La Banque Postale AM boucle son fonds de dette infrastructure et immobilière
Agréé à l’automne dernier, le fonds commun de titrisation (FCT) de La Banque Postale Asset Management (LBPAM) vient d’atteindre son objectif de collecte de 500 millions d’euros. Pour ce nouveau produit spécialisé dans la dette infrastructure et immobilière, le gestionnaire a levé, comme prévu, 300 millions d’euros auprès de CNP Assurances, le partenaire de sa maison mère en assurance vie.
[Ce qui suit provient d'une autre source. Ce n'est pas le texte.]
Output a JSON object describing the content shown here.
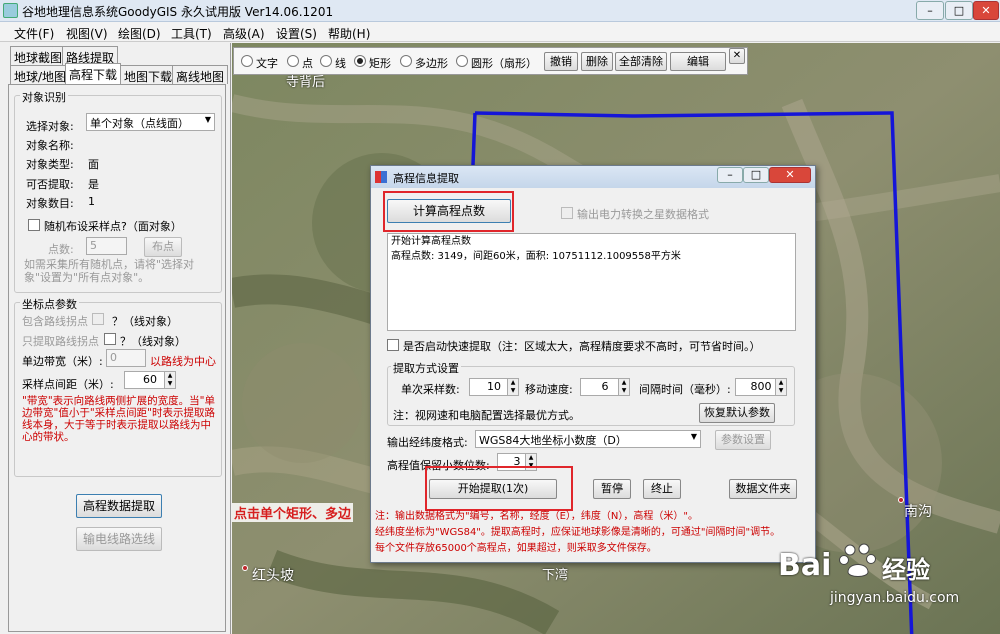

Le reste provient de La Banque Postale elle-même, d’assureurs et institutions de prévoyance extérieurs au groupe, et même d’un industriel, selon une source interne.
Annoncé pour fin novembre, puis fin décembre, le closing du fonds a été retardé par la nécessité de faire «beaucoup de pédagogie auprès des investisseurs», explique une autre source. Il permet à LBPAM de se positionner sur un créneau jugé porteur à l’heure de la désintermédiation croissante des financements en Europe, mais lent à démarrer.
En dehors de cette expertise, le gestionnaire a résisté à la décollecte subie l’an dernier par d’autres filiales de banques, comme BNP Paribas Investment Partners et Natixis AM. Malgré des sorties nettes sur les particuliers clients du réseau de La Banque Postale, il affiche une collecte nette de 3,5 milliards d’euros, soit plus qu’en 2011 (700 millions) mais moins qu’Amundi (15,2 milliards). Sa base d’encours est toutefois cinq fois plus petite, à 137,5 milliards d’euros fin 2012. Ces derniers ont crû de +10% l’an dernier, grâce notamment aux actifs obligataires. En hausse de 9,5 milliards d’euros, ils représentent 72 % du total. «Nous avons subi le désamour pour le monétaire au bénéfice des obligations […] et des mandats institutionnels», a indiqué hier Chantal Lory, nouvelle présidente du directoire de LBPAM, lors de la présentation des résultats de La Banque Postale.
A l’échelle du pôle de gestion d’actifs, qui compte aussi des entités plus petites comme Tocqueville Finance et XAnge Private Equity, «la contribution économique reste exactement la même» qu’en 2011, relève Philippe Wahl, président du directoire de La Banque Postale. Le produit net bancaire du pôle est resté stable à 120 millions d’euros, tout comme les frais de gestion (68 millions) et le résultat d’exploitation (52 millions). Pour 2013, «nous cherchons de nouvelles voies de développement même si la situation est difficile», indique Philippe Wahl qui mise sur de nouveaux «contenus» relevant de l’investissement socialement responsable.